Der regelmäßig – gleiche Gang der Barometer-Veränderungen an weit entfernten Orten wird nach meiner Überzeugung bald als das Fundament der ganzen Meteorologie angesehen werden; es ist daher keine Bemühung zu scheuen, um sich darüber wie über Ungleichheiten und Abweichungen derselben aufzuklären.

Die aufgefundenen Beobachtungen für London und Boston würde rathen, vorerst in eine besondere Tabelle verzeichnen zu lassen, da man sie denn immer neben unsere graphischen Darstellungen, die ohnehin[291] etwas überladen sind, legen und also vergleichen könnte; wahrscheinlich sind genannte Beobachtungen nach englischen Fußen angestellt, welches, wie Conducteur Schrön schon bey einer andern Gelegenheit bemerkt, vorerst auszumitteln wäre.

Zugleich übersende was Herr v. Eschwege aus Brasilien mitgetheilt; diese Beobachtungen scheinen auch nach englischen Fuß gemacht zu seyn. Die der Tabellen sind 1822 Fuß über der Meeresfläche angestellt, wo sich das Barometer doch kaum über 28 französische Zollheben kann.

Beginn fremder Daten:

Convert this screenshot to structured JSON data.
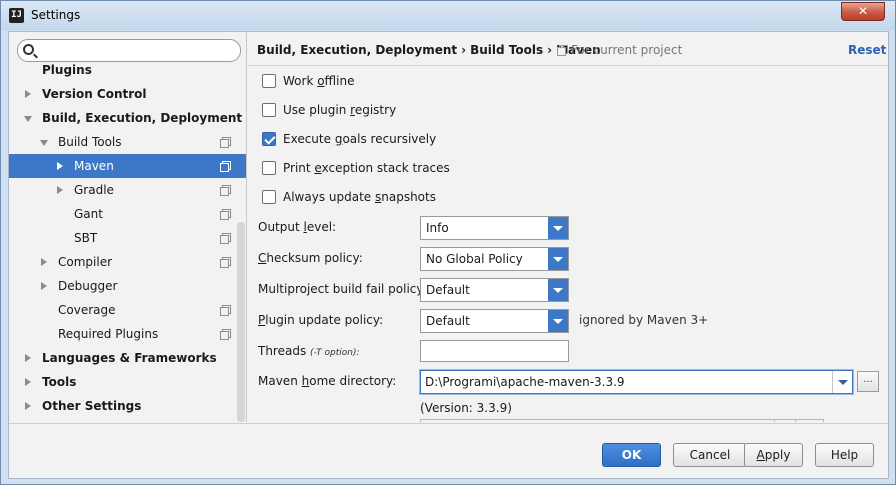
{
  "window": {
    "title": "Settings",
    "app_icon_glyph": "IJ",
    "close_glyph": "✕"
  },
  "sidebar": {
    "search_placeholder": "",
    "items": [
      {
        "label": "Plugins"
      },
      {
        "label": "Version Control"
      },
      {
        "label": "Build, Execution, Deployment"
      },
      {
        "label": "Build Tools"
      },
      {
        "label": "Maven"
      },
      {
        "label": "Gradle"
      },
      {
        "label": "Gant"
      },
      {
        "label": "SBT"
      },
      {
        "label": "Compiler"
      },
      {
        "label": "Debugger"
      },
      {
        "label": "Coverage"
      },
      {
        "label": "Required Plugins"
      },
      {
        "label": "Languages & Frameworks"
      },
      {
        "label": "Tools"
      },
      {
        "label": "Other Settings"
      }
    ]
  },
  "header": {
    "crumb1": "Build, Execution, Deployment",
    "crumb2": "Build Tools",
    "crumb3": "Maven",
    "separator": "›",
    "scope": "For current project",
    "reset": "Reset"
  },
  "options": {
    "work_offline": {
      "label_pre": "Work ",
      "label_u": "o",
      "label_post": "ffline",
      "checked": false
    },
    "use_plugin_registry": {
      "label_pre": "Use plugin ",
      "label_u": "r",
      "label_post": "egistry",
      "checked": false
    },
    "execute_goals": {
      "label_pre": "Execute ",
      "label_u": "g",
      "label_post": "oals recursively",
      "checked": true
    },
    "print_exception": {
      "label_pre": "Print ",
      "label_u": "e",
      "label_post": "xception stack traces",
      "checked": false
    },
    "always_update": {
      "label_pre": "Always update ",
      "label_u": "s",
      "label_post": "napshots",
      "checked": false
    }
  },
  "fields": {
    "output_level": {
      "label_pre": "Output ",
      "label_u": "l",
      "label_post": "evel:",
      "value": "Info"
    },
    "checksum_policy": {
      "label_pre": "",
      "label_u": "C",
      "label_post": "hecksum policy:",
      "value": "No Global Policy"
    },
    "multiproject_policy": {
      "label": "Multiproject build fail policy:",
      "value": "Default"
    },
    "plugin_update_policy": {
      "label_pre": "",
      "label_u": "P",
      "label_post": "lugin update policy:",
      "value": "Default",
      "note": "ignored by Maven 3+"
    },
    "threads": {
      "label": "Threads",
      "hint": "(-T option):",
      "value": ""
    },
    "maven_home": {
      "label_pre": "Maven ",
      "label_u": "h",
      "label_post": "ome directory:",
      "value": "D:\\Programi\\apache-maven-3.3.9",
      "browse": "...",
      "version": "(Version: 3.3.9)"
    }
  },
  "footer": {
    "ok": "OK",
    "cancel": "Cancel",
    "apply_u": "A",
    "apply_rest": "pply",
    "help": "Help"
  }
}
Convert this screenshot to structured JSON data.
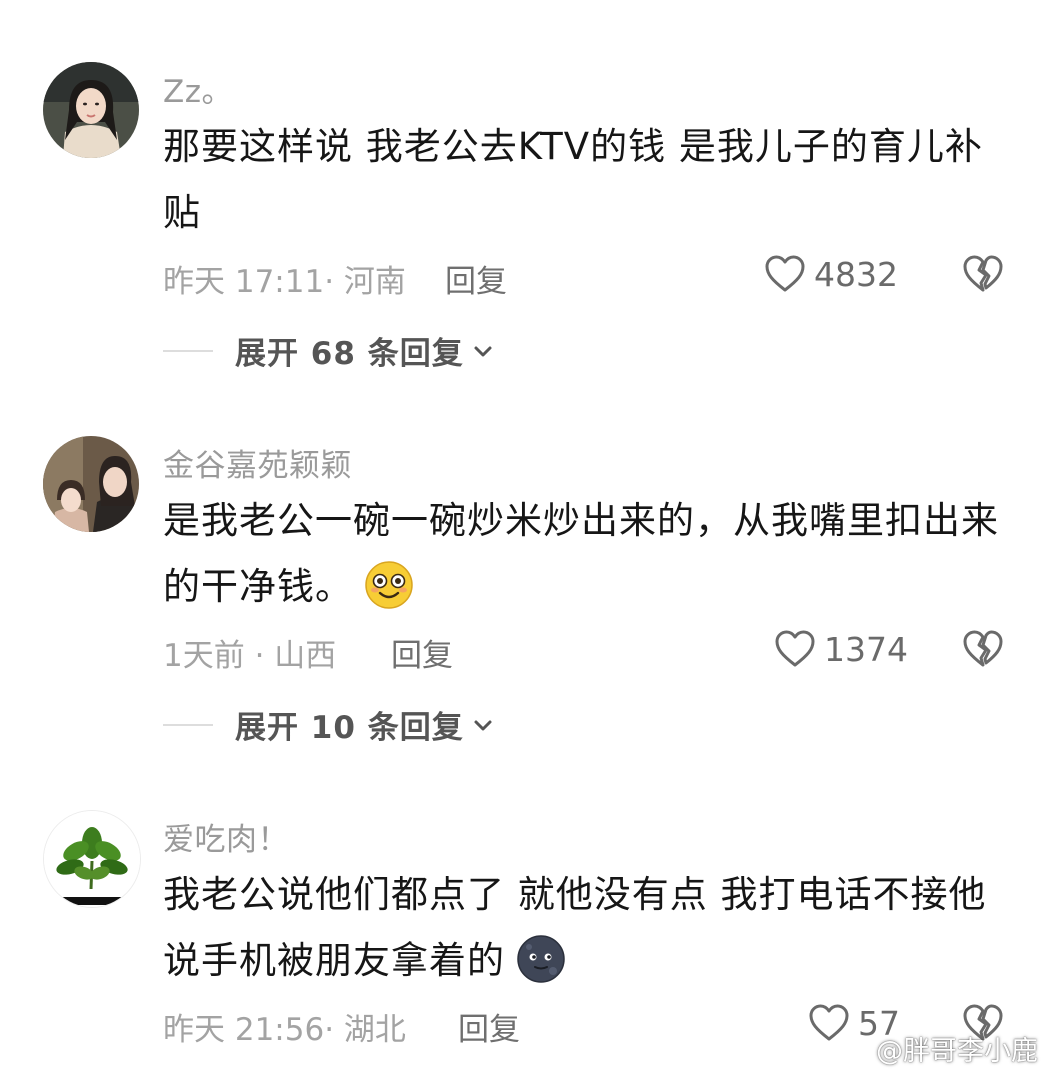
{
  "comments": [
    {
      "username": "Zz。",
      "text": "那要这样说 我老公去KTV的钱  是我儿子的育儿补贴",
      "time": "昨天 17:11",
      "location": "· 河南",
      "reply_label": "回复",
      "likes": "4832",
      "expand_label": "展开 68 条回复",
      "avatar_icon": "woman-portrait",
      "emoji_icon": null
    },
    {
      "username": "金谷嘉苑颖颖",
      "text": "是我老公一碗一碗炒米炒出来的，从我嘴里扣出来的干净钱。",
      "time": "1天前",
      "location": " · 山西",
      "reply_label": "回复",
      "likes": "1374",
      "expand_label": "展开 10 条回复",
      "avatar_icon": "mother-child-portrait",
      "emoji_icon": "smiling-face-emoji"
    },
    {
      "username": "爱吃肉！",
      "text": "我老公说他们都点了 就他没有点  我打电话不接他说手机被朋友拿着的",
      "time": "昨天 21:56",
      "location": "· 湖北",
      "reply_label": "回复",
      "likes": "57",
      "avatar_icon": "plant",
      "emoji_icon": "new-moon-face-emoji"
    }
  ],
  "watermark": {
    "text": "@胖哥李小鹿",
    "icon": "weibo-logo"
  },
  "colors": {
    "username": "#9a9a9a",
    "text": "#161616",
    "meta": "#a3a3a3",
    "icons": "#6a6a6a"
  }
}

Ew. Wohlgeboren werden gewiß auch dabey merkwürdig finden, daß hier kein eigentliches Steigen und fallen, sondern nur eine Art Oscillation ist, wovon Juli, August, September der Bischoffischen graphischen Zeichnung ein Analogen darstellt. Das beygefügte Journal liefert auch schon eine Jahresreihe am Meersufer von Brasilien; wollten Sie das alles näher betrachten und mir Ihre Meynung eröffnen. Sollten Sie über einzelne Puncte dieser brasilianischen Mittheilungen nähere Auskunft verlangen, so bitte mir solches anzuzeigen. Herr v. Eschwege wird gern an Hand gehen.

Ferner wünsche, daß Sie einige Tafeln graphischer Collectaneen einrichteten, wo aus entfernten Gegenden, und wenn es nur Wochen und Monate sind, Einzelheiten eingetragen würden; dadurch käme man viel schneller zum Ziel und die Aufmerksamkeit würde[292] mehr erhalten und angeregt als bey einer Reihe von Erfahrungen, bey welchen man zuletzt ermüdet.

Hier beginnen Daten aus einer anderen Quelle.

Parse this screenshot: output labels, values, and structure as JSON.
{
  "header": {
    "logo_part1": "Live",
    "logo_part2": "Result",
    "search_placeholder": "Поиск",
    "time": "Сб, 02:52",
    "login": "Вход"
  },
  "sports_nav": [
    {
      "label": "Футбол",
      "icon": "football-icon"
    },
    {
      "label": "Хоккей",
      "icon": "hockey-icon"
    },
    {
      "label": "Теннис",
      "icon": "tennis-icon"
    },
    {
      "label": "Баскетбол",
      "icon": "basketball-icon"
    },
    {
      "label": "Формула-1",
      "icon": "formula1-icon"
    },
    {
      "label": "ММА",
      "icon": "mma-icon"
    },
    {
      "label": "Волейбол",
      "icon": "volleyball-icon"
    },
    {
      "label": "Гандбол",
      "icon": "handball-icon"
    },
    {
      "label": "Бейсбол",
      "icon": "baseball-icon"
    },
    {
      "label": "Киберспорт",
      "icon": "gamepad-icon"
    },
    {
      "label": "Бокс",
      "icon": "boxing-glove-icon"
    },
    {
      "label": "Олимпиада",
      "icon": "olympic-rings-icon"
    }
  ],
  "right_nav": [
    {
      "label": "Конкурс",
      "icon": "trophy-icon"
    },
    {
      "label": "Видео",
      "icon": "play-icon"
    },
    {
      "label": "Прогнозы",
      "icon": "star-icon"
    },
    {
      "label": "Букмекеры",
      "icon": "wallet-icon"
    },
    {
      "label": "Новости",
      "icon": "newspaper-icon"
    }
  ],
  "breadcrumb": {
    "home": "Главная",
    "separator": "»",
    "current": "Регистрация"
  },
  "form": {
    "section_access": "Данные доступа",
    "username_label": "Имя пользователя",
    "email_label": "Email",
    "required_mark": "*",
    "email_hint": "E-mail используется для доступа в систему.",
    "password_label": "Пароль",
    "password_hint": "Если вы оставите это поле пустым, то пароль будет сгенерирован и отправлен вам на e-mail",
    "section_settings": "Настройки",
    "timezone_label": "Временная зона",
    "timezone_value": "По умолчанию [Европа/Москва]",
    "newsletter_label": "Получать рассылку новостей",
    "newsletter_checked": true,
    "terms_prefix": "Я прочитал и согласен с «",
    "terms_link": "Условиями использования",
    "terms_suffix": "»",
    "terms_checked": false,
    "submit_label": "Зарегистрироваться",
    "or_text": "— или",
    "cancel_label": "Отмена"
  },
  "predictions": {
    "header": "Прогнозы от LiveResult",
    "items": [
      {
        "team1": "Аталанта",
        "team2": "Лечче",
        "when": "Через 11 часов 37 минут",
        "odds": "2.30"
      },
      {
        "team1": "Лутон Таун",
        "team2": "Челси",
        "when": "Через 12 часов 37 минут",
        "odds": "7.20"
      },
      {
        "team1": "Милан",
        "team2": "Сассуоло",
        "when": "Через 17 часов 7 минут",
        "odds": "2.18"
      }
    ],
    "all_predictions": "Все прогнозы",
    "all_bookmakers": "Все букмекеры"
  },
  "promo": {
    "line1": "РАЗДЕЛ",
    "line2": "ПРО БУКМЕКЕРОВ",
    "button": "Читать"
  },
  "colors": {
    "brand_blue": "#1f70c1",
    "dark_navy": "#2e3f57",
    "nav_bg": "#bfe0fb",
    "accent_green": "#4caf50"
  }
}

Abdrücke der gegitterten Platte sende soviel als verlangt werden; wenn wir den Raum blos zu Barometer-Beobachtungen anwenden, so wird sich vieles zusammenstellen lassen.

Übrigens werd ich diese Angelegenheit nicht aus den Augen lassen in Hoffnung, daß bey milderer und mehr angenehmer Jahreszeit Ew. Wohlgeboren mich einmal mit Ihrem Besuche erfreuen.

Das Beste wünschend.

ergebenst

Weimar den 31. Januar 1823.

J. W. v. Goethe.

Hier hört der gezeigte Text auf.